Kişiden kişiye veya dünya görüşüne göre farklı anlamlar yüklenebilir. Size baskı
gibi gelen bir tutum bu baskıyı uygulayan için son derece haklı ve doğal bir
davranış sayılabilir. Veya tersi de mümkündür; sizin için haklı bir davranış
karşınızdaki için baskı sayılabilir. Bunların en canlı örneği tartışmakta
olduğumuz ‘mahalle baskısı’dır. Bir Müslümanın İslâmî bir mecburiyet dolayısıyla
başını örtmesi son derece doğal bir hak ve görev iken, İslâm’dan hazzetmeyen
insanlar bunun başı açık bayanlar için bir baskı oluşturduğunu iddia
edebiliyorlar.

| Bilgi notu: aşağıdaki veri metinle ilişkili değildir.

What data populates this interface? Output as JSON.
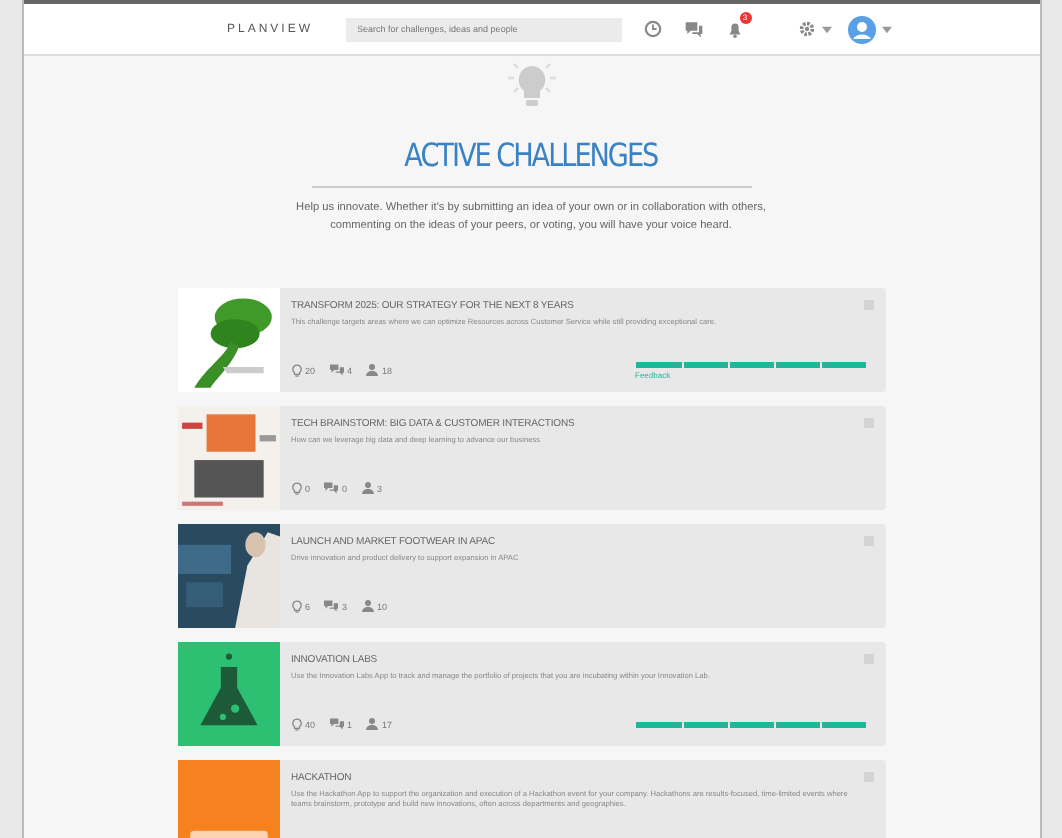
{
  "header": {
    "logo": "PLANVIEW",
    "search": {
      "placeholder": "Search for challenges, ideas and people"
    },
    "notifications_badge": "3"
  },
  "page": {
    "title": "ACTIVE CHALLENGES",
    "intro": "Help us innovate. Whether it's by submitting an idea of your own or in collaboration with others, commenting on the ideas of your peers, or voting, you will have your voice heard."
  },
  "challenges": [
    {
      "title": "TRANSFORM 2025: OUR STRATEGY FOR THE NEXT 8 YEARS",
      "description": "This challenge targets areas where we can optimize Resources across Customer Service while still providing exceptional care.",
      "image": {
        "kind": "tree"
      },
      "ideas": "20",
      "comments": "4",
      "members": "18",
      "progress": {
        "level": 1,
        "label": "Feedback"
      }
    },
    {
      "title": "TECH BRAINSTORM: BIG DATA & CUSTOMER INTERACTIONS",
      "description": "How can we leverage big data and deep learning to advance our business",
      "image": {
        "kind": "cloud"
      },
      "ideas": "0",
      "comments": "0",
      "members": "3"
    },
    {
      "title": "LAUNCH AND MARKET FOOTWEAR IN APAC",
      "description": "Drive innovation and product delivery to support expansion in APAC",
      "ideas": "6",
      "comments": "3",
      "members": "10"
    },
    {
      "title": "INNOVATION LABS",
      "description": "Use the Innovation Labs App to track and manage the portfolio of projects that you are incubating within your Innovation Lab.",
      "image": {
        "kind": "flask"
      },
      "ideas": "40",
      "comments": "1",
      "members": "17",
      "progress": {
        "level": 1
      }
    },
    {
      "title": "HACKATHON",
      "description": "Use the Hackathon App to support the organization and execution of a Hackathon event for your company. Hackathons are results-focused, time-limited events where teams brainstorm, prototype and build new innovations, often across departments and geographies.",
      "image": {
        "kind": "code"
      }
    }
  ]
}
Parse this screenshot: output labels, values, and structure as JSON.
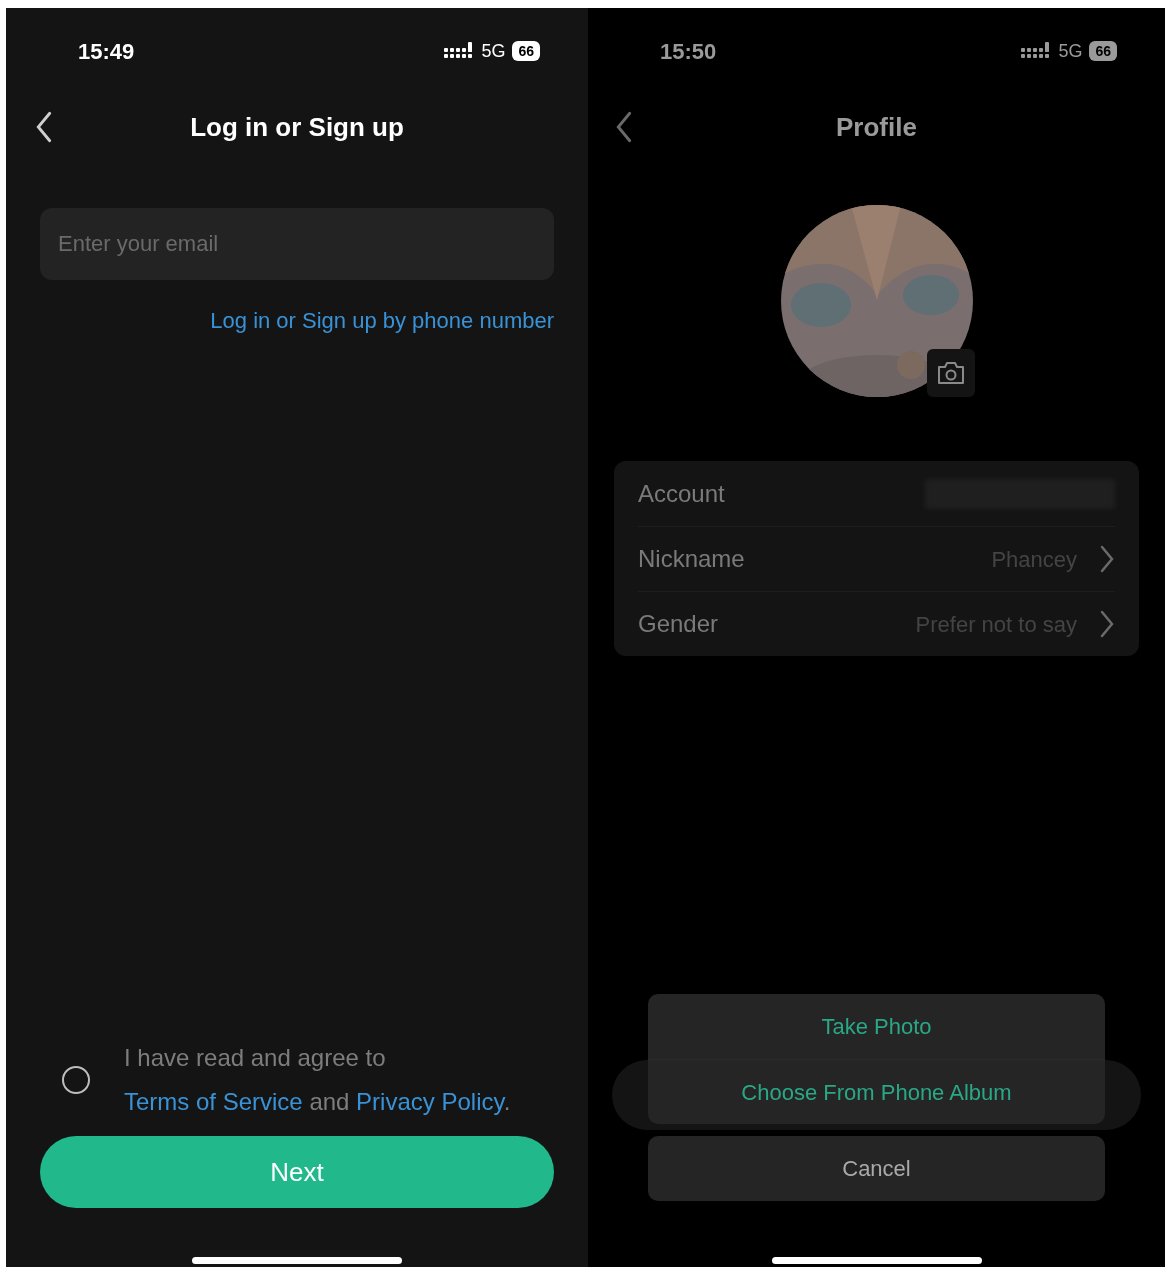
{
  "login_screen": {
    "status_bar": {
      "time": "15:49",
      "network": "5G",
      "battery": "66"
    },
    "title": "Log in or Sign up",
    "email_field": {
      "placeholder": "Enter your email"
    },
    "phone_link": "Log in or Sign up by phone number",
    "agreement": {
      "checked": false,
      "parts": [
        {
          "kind": "plain",
          "text": "I have read and agree to"
        },
        {
          "kind": "link",
          "text": "Terms of Service"
        },
        {
          "kind": "plain",
          "text": "and"
        },
        {
          "kind": "link",
          "text": "Privacy Policy"
        },
        {
          "kind": "plain",
          "text": "."
        }
      ]
    },
    "next_button": "Next"
  },
  "profile_screen": {
    "status_bar": {
      "time": "15:50",
      "network": "5G",
      "battery": "66"
    },
    "title": "Profile",
    "rows": [
      {
        "label": "Account",
        "kind": "hidden"
      },
      {
        "label": "Nickname",
        "value": "Phancey",
        "kind": "link"
      },
      {
        "label": "Gender",
        "value": "Prefer not to say",
        "kind": "link"
      }
    ],
    "action_sheet": {
      "options": [
        "Take Photo",
        "Choose From Phone Album"
      ],
      "cancel": "Cancel"
    }
  }
}
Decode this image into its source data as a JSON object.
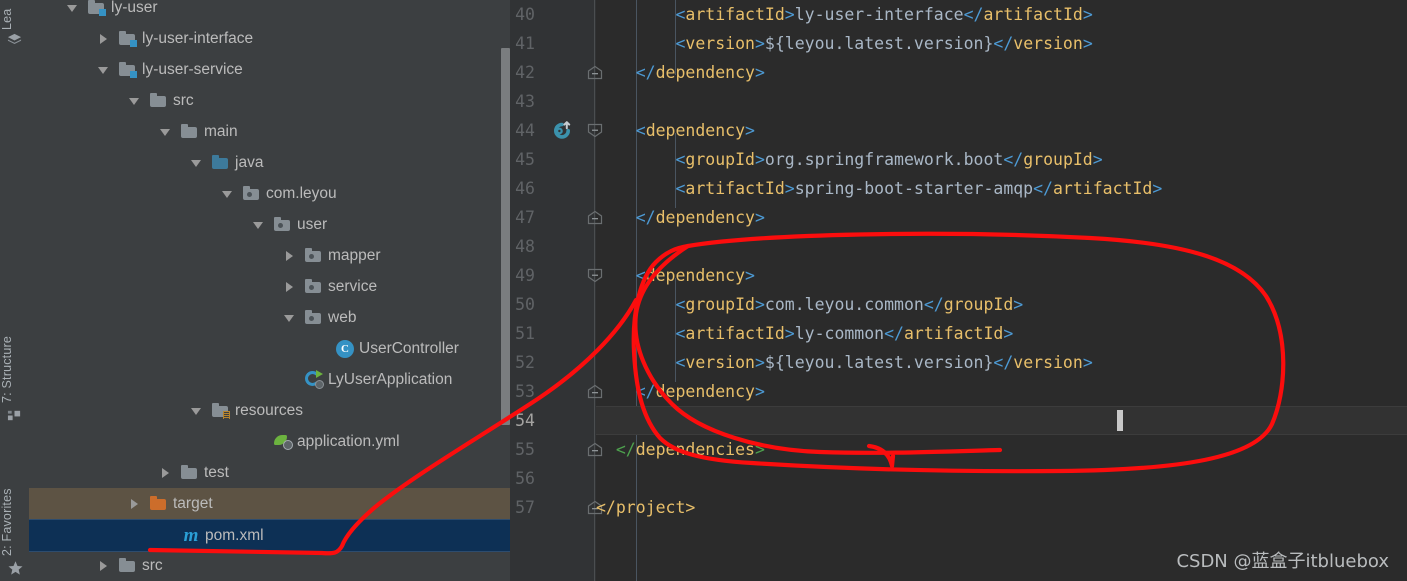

Esasen çıplaklık, tahrik ve taciz edici kıyafetler Müslümanlar için,
hatta sadece Müslümanlar için değil kendileri için de sağlıksız sonuçlar doğuran
bir baskı oluşturuyor. Fakat onlar bunun son derece doğal bir hak olduğunu
savunabiliyorlar. Oysa bozulmamış bir fıtrat ve salim akıl çıplaklığın ve
fuhşiyatın toplumları felakete sürüklediğini fark eder. Doğru düşünen insanlar
(Müslüman olmasalar bile) İslâmî ilkeleri onaylamak zorunda kalırlar. Zaten bu
sebeple olsa gerek Müslüman olmayan toplumlar da inandıkları dinin hiçbir yasaklayıcı
kuralı olmasa bile, mesela çırılçıplak gezmezler, zina ve fuhşiyat konusunda hala
bazı engel ve ilkelere sahiptirler. Ateist de olsalar aile kurumu ve nikâhtan hala
topyekün vazgeçmemişlerdir. Baskının ‘itici’ olup olmaması da izafi bir konudur. Az önce söylediğim gibi baskı telakki ettiği bir davranışa maruz kalan bir insan için bu itici bir davranıştır. Ama baskıyı uyguladığı varsayılan insan, bunun baskı değil bir hak olduğunu savunabilir. Bu insanlık tarihi kadar eski bir tartışma konusudur. İnsanlar farklı inanç ve dünya görüşüne sahip oldukları sürece bu tarz tartışmalar olacaktır. Bu tartışmaların bitmesi iyi-kötü, doğru-eğri, hak-batıl konusunda müşterek bir ölçüye sahip olmakla sağlanabilir ancak. Bu tartışmaların temelinde hakları tespit etme konusunda, yetki sahibinin kim olacağı sorusuna verilen farklı cevaplar vardır. Bir Müslüman için hakları belirleme yetkisi Allah’a aitken, diğerleri için yetki insanın aklına aittir. Bu bağlamda ‘özgürlük’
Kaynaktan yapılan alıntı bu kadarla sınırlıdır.